Georgia, which has for centuries considered itself a European country, is a distant periphery for today’s Europe. And despite strong efforts, Warsaw, Prague and Stockholm have been unable to change this. After all, supporting Georgia means also aggravating Russia, which in 2008 fought a war against its neighbour, tearing the disputed provinces of South Ossetia and Abkhazia away from it. Meddling in this dispute makes no political sense for Paris or Berlin.

The only thing the Georgians can count on is the Eastern Partnership programme, where they have been included next to, for instance, the Azerbaijan dictatorship. The programme was meant to bring the post-Soviet republics closer to the EU, but at a time when Europe’s attention is focused on the Arab states, it has run aground.

Turning a deaf ear to the Georgian elections, Europe is not only turning its back on its staunchest believers. It is also sending a signal that it cares little about democracy in the East.

From Georgia

An unprecedented situation

Georgian President Mikheil Saakashvili “was not expecting it, but the people have ousted the man who dragged us through the nine circles of hell over the last nine years!”, enthusiastically reports Georgian newspaper Sakartvelo da Msoplio, which is close to the billionaire opposition independent Bidzina Ivanishvili, in the wake of the defeat of the Saakashvili’s United National Movement (UNM) in 1st October general elections.

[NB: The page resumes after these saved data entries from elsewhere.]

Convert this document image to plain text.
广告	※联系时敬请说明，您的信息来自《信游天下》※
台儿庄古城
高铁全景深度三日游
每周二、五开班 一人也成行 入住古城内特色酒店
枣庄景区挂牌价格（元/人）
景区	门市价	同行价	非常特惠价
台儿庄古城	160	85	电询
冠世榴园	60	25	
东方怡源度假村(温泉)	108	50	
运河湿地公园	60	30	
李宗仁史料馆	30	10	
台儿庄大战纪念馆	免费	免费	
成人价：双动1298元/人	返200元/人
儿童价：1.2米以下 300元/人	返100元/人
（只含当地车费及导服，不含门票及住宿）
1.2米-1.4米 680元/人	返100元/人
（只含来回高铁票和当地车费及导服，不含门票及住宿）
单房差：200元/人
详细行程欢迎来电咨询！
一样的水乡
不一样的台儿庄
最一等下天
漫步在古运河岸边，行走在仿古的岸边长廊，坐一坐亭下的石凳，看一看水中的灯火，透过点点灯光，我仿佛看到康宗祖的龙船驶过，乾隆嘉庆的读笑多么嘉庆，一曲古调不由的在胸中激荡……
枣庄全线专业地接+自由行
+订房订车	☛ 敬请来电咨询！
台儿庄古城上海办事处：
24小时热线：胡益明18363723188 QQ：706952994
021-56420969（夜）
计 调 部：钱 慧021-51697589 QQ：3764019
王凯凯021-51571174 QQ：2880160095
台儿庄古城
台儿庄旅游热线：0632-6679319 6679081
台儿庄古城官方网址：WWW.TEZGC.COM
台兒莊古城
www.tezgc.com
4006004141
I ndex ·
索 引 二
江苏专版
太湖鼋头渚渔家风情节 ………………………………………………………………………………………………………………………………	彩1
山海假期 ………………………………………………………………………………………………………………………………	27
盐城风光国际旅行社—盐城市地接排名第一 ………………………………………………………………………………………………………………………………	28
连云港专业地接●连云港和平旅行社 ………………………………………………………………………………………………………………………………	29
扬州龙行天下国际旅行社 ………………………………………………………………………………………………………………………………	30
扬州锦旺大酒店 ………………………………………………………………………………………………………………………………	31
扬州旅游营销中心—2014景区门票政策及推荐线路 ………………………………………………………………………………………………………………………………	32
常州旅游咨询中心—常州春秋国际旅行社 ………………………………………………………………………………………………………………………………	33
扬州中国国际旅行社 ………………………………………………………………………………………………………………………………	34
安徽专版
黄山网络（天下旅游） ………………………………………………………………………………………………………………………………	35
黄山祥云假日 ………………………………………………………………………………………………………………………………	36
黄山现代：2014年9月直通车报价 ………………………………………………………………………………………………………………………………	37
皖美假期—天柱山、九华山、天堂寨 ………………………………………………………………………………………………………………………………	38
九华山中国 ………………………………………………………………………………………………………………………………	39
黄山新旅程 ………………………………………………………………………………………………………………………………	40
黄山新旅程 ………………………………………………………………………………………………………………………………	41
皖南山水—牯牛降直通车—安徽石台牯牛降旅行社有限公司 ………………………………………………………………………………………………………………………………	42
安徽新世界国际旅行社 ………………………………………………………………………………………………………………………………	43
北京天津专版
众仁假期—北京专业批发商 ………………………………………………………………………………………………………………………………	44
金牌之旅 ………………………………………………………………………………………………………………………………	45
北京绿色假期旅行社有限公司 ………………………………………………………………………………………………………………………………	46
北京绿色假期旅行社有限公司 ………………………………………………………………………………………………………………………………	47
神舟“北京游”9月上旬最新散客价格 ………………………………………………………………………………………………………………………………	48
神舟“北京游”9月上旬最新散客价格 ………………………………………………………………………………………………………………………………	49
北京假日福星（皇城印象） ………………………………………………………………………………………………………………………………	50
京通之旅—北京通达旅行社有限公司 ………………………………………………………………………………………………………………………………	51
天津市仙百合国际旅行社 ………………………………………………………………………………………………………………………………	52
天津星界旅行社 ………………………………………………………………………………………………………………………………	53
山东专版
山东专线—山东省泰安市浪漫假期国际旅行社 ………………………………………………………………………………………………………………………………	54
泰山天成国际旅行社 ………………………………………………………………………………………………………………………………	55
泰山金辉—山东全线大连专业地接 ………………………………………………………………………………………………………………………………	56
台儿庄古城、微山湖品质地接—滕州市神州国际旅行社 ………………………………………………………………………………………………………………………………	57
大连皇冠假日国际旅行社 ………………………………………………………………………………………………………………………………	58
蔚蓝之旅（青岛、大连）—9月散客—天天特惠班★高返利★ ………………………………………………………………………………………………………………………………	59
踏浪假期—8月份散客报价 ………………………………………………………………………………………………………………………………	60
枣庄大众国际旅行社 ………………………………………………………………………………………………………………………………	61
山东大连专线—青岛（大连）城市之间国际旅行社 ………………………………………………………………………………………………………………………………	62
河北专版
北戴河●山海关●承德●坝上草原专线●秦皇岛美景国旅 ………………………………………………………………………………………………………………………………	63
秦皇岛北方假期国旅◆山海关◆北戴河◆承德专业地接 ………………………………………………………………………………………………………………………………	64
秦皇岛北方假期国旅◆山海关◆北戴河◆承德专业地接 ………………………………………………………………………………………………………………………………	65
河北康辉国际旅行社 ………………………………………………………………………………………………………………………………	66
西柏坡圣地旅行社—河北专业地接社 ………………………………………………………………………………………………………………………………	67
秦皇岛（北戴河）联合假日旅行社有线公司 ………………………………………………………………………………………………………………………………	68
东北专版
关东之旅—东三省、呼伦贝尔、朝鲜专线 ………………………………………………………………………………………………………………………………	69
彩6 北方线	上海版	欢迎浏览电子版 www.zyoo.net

The Georgian Dream coalition led by Ivanishvili won close to 55% of the vote, as opposed to the 40% polled by the UNM.

The question is to whom does “Ivanishvili owe his legitimacy: the Georgian people or the US ambassador?” wonders Sakartvelo da Msoplio, which also asks whether Saakashvili should be held to account “for the lost war [against Russia in August 2008], for the occupied territories [the separatist regions of Abkhazia and South Ossetia recognised by Russia in 2008] and for tens of thousands of refugees”.

For its part, Resonansi focuses on what will be an unprecedented situation for Georgia: the cohabitation between Saakashvili and his arch enemy Ivanishvili, which will continue until the end of Saakashvili’s second mandate in a year’s time. Although both men have pledged to work together during the transition, the Prime Minister designate has already announced that no members of the former government will be appointed under his leadership.